Lucas se sentía al límite, pero no se dejaría llevar hasta tanto Lucila encontrase primero su liberación. Se retiró lentamente y volvió a entrar con suavidad. Continuó con movimientos lentos, pausados, asegurándose de no perder el control. Le estaba resultando muy difícil. La respuesta de ella, el modo en el que su cuerpo lo recibía y se comprimía a su alrededor, lo impulsaba a tomarla con más fuerza. Entonces, oyó su ruego y todo su autocontrol se desintegró en un instante.

—Por favor, Lucas —murmuró de forma entrecortada.

Podía notar lo mucho que él se estaba controlando y no quería eso. Deseaba sentirlo completamente enloquecido, desatado, ardiente. Con una mano le sujetó la nuca y tiró hacia abajo para que volviese a besarla. Él no opuso resistencia alguna y sus lenguas danzaron juntas una vez más, deseosas, hambrientas.

Gruñó, derrotado, y comenzó a moverse más rápido, más profundo, más brusco. Sus cuerpos se acompasaron a un frenético ritmo de deseo y lujuria, envueltos en una pasión que no habrían anticipado ni en sueños.

De pronto, sintió cómo ella se tensaba con los primeros espasmos y aumentó, aún más, la intensidad de sus embates. Nunca había experimentado una excitación tan intensa por una mujer. Había disfrutado en sus encuentros, por supuesto, aunque no a este nivel. Jamás. Ella despertaba partes de él que estaban dormidas, que ni siquiera sabía que existían. Con ella sentía que podía liberarse y ser él mismo, sin reparos, sin barreras. El sudor de sus cuerpos y sus aromas entremezclados se convirtieron en su afrodisíaco preferido y supo, en ese instante, que jamás la olvidaría.

Entonces, la oyó gritar su nombre cuando todo su ser estallaba en un devastador orgasmo mientras se desarmaba en sus brazos y, tras empujar con más fuerza, por fin se dejó ir. Sin apartar los ojos de los de ella, le acarició el rostro con ambas manos y enterró los dedos en su cabello en el momento exacto en el que alcanzaba el clímax.
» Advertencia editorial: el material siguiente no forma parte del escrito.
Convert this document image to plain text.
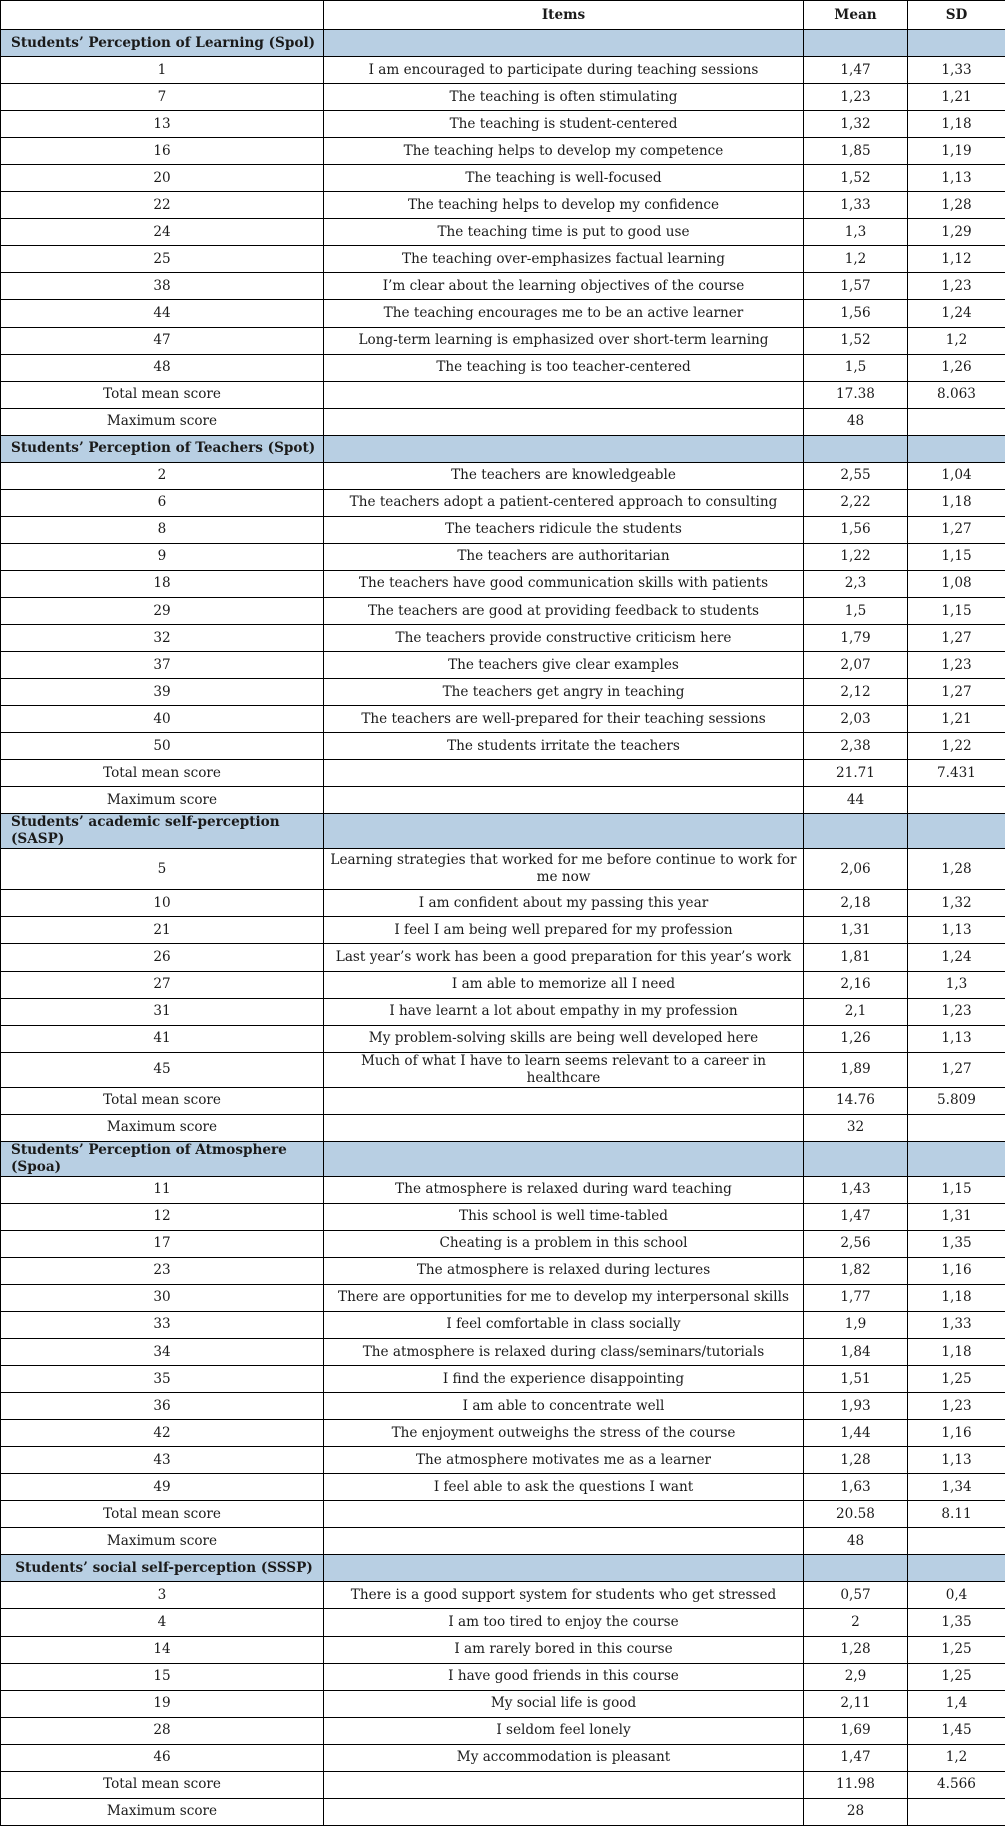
	Items	Mean	SD
Students’ Perception of Learning (Spol)			
1	I am encouraged to participate during teaching sessions	1,47	1,33
7	The teaching is often stimulating	1,23	1,21
13	The teaching is student-centered	1,32	1,18
16	The teaching helps to develop my competence	1,85	1,19
20	The teaching is well-focused	1,52	1,13
22	The teaching helps to develop my confidence	1,33	1,28
24	The teaching time is put to good use	1,3	1,29
25	The teaching over-emphasizes factual learning	1,2	1,12
38	I’m clear about the learning objectives of the course	1,57	1,23
44	The teaching encourages me to be an active learner	1,56	1,24
47	Long-term learning is emphasized over short-term learning	1,52	1,2
48	The teaching is too teacher-centered	1,5	1,26
Total mean score		17.38	8.063
Maximum score		48	
Students’ Perception of Teachers (Spot)			
2	The teachers are knowledgeable	2,55	1,04
6	The teachers adopt a patient-centered approach to consulting	2,22	1,18
8	The teachers ridicule the students	1,56	1,27
9	The teachers are authoritarian	1,22	1,15
18	The teachers have good communication skills with patients	2,3	1,08
29	The teachers are good at providing feedback to students	1,5	1,15
32	The teachers provide constructive criticism here	1,79	1,27
37	The teachers give clear examples	2,07	1,23
39	The teachers get angry in teaching	2,12	1,27
40	The teachers are well-prepared for their teaching sessions	2,03	1,21
50	The students irritate the teachers	2,38	1,22
Total mean score		21.71	7.431
Maximum score		44	
Students’ academic self-perception (SASP)			
5	Learning strategies that worked for me before continue to work for me now	2,06	1,28
10	I am confident about my passing this year	2,18	1,32
21	I feel I am being well prepared for my profession	1,31	1,13
26	Last year’s work has been a good preparation for this year’s work	1,81	1,24
27	I am able to memorize all I need	2,16	1,3
31	I have learnt a lot about empathy in my profession	2,1	1,23
41	My problem-solving skills are being well developed here	1,26	1,13
45	Much of what I have to learn seems relevant to a career in healthcare	1,89	1,27
Total mean score		14.76	5.809
Maximum score		32	
Students’ Perception of Atmosphere (Spoa)			
11	The atmosphere is relaxed during ward teaching	1,43	1,15
12	This school is well time-tabled	1,47	1,31
17	Cheating is a problem in this school	2,56	1,35
23	The atmosphere is relaxed during lectures	1,82	1,16
30	There are opportunities for me to develop my interpersonal skills	1,77	1,18
33	I feel comfortable in class socially	1,9	1,33
34	The atmosphere is relaxed during class/seminars/tutorials	1,84	1,18
35	I find the experience disappointing	1,51	1,25
36	I am able to concentrate well	1,93	1,23
42	The enjoyment outweighs the stress of the course	1,44	1,16
43	The atmosphere motivates me as a learner	1,28	1,13
49	I feel able to ask the questions I want	1,63	1,34
Total mean score		20.58	8.11
Maximum score		48	
Students’ social self-perception (SSSP)			
3	There is a good support system for students who get stressed	0,57	0,4
4	I am too tired to enjoy the course	2	1,35
14	I am rarely bored in this course	1,28	1,25
15	I have good friends in this course	2,9	1,25
19	My social life is good	2,11	1,4
28	I seldom feel lonely	1,69	1,45
46	My accommodation is pleasant	1,47	1,2
Total mean score		11.98	4.566
Maximum score		28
Una palabra emergió de repente en su mente tomándolo por sorpresa: "Mía". 

Despertó poco a poco en una dulce transición entre el sueño y la vigilia. No recordaba haber dormido tan bien en meses. Sonrió. Sabía a qué se debía. Todavía sentía el cuerpo relajado después de lo ocurrido horas atrás.

Con los ojos entrecerrados, se volvió hacia el otro lado de la cama, pero la encontró vacía. Tocó el colchón con la mano y advirtió de inmediato que estaba frío. Prestó atención por si oía algún ruido en el cuarto de baño, no obstante, la puerta estaba abierta y la ropa de ella, que había quedado en el piso antes de quedarse dormidos, ya no estaba allí. Lucila se había marchado.

Apoyándose en los antebrazos, se preguntó en qué momento habría tomado la decisión de irse sin siquiera decir adiós. "Es lo mejor", intentó convencerse a sí mismo. En esa etapa de su vida, lo que menos necesitaba era sumarse complicaciones y, con su huida, ella les había ahorrado a ambos el tener que pasar por una situación incómoda. 

¿Por qué entonces no se sentía correcto?